Colm Tóibín became one of my favorite writers after I read The Magician, and I loved The Master as well. I came across Nora Webster in a used bookstore and bought it quite a while ago, but just now got around to reading it. It’s going to be our next book group book.
Set in Ireland in the late sixties, Nora Webster follows the life of a woman who has just lost her husband, Maurice, far too young. (They are in their late 40s.) She has two grown daughters and two younger sons (a teenager and an elementary-school aged boy.) The girls have moved out. The boys are at home.Nora is a very private and prickly woman. She is distant from her extended family, even her children, and feels closest to her brother-in-law and his wife. She lives in a small, close-knit community where her husband, a school teacher, had been well-loved. Nora wants mostly to be left alone. Very gradually, she emerges from the cocoon of her grief and starts to make a new life for herself.
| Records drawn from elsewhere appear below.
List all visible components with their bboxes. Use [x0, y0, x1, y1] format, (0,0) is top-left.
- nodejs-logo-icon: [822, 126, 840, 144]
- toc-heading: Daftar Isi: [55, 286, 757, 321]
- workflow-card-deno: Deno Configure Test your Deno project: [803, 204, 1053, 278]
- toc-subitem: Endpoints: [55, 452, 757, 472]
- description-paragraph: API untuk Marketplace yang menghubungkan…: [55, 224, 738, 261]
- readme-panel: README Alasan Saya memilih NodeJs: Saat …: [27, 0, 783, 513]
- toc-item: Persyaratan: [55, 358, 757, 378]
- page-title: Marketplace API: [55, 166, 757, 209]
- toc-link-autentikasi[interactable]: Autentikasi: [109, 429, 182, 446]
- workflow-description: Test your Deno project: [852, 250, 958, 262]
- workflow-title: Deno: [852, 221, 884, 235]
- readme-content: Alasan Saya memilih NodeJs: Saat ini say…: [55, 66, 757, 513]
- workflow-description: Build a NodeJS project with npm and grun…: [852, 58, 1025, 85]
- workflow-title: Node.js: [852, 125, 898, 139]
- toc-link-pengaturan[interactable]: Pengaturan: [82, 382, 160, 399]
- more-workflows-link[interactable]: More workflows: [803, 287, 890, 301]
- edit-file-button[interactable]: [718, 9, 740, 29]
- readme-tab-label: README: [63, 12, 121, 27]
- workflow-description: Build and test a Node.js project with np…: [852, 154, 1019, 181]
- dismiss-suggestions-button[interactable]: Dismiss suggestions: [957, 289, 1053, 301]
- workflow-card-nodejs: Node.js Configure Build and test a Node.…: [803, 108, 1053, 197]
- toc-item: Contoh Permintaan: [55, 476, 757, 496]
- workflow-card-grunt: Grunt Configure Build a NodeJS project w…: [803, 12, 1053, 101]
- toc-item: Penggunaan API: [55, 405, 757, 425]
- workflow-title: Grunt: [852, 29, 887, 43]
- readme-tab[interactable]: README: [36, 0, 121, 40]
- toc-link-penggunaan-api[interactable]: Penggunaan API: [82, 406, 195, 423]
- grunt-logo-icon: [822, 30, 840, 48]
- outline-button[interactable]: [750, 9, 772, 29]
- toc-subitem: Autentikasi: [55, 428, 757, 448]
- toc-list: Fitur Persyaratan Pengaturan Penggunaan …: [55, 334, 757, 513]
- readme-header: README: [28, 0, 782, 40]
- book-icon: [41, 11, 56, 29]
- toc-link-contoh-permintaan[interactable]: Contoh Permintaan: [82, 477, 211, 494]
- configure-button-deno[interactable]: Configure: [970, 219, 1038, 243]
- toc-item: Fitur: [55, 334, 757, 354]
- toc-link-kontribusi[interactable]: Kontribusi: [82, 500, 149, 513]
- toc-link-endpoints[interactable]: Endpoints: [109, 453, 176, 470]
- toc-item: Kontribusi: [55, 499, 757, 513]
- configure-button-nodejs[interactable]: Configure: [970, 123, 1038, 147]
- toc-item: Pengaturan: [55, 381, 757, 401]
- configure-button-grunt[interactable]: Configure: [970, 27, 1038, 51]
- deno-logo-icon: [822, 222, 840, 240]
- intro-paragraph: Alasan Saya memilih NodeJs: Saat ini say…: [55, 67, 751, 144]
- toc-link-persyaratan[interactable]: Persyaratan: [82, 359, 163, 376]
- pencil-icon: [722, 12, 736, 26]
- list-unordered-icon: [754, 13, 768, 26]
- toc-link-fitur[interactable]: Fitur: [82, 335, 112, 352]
It’s a quiet book, but compelling because Tóibín climbs inside Nora’s head and makes us feel her deep, unexpressed emotion. At times, the reader may cringe at her inability to connect with people, but then it seems she has been connecting with them, in her own way, all along. The prose is straightforward, evoking the somewhat tunneled, nothing-extraneous life that Nora has lived.
Ireland, at the time, is involved in great political upheavals. These are acknowledged as events on T.V., or protests that one of the daughters is involved with, or the unionization of the business where Nora works. But these events only touch Nora peripherally. Or, she is interested in them only as they touch her world specifically. But it provides a larger context for the reader.
Tóibín’s writing is so wonderful that he can give us a story about an unknown Irish widow and make her life every bit as compelling as those of Thomas Mann and Henry James.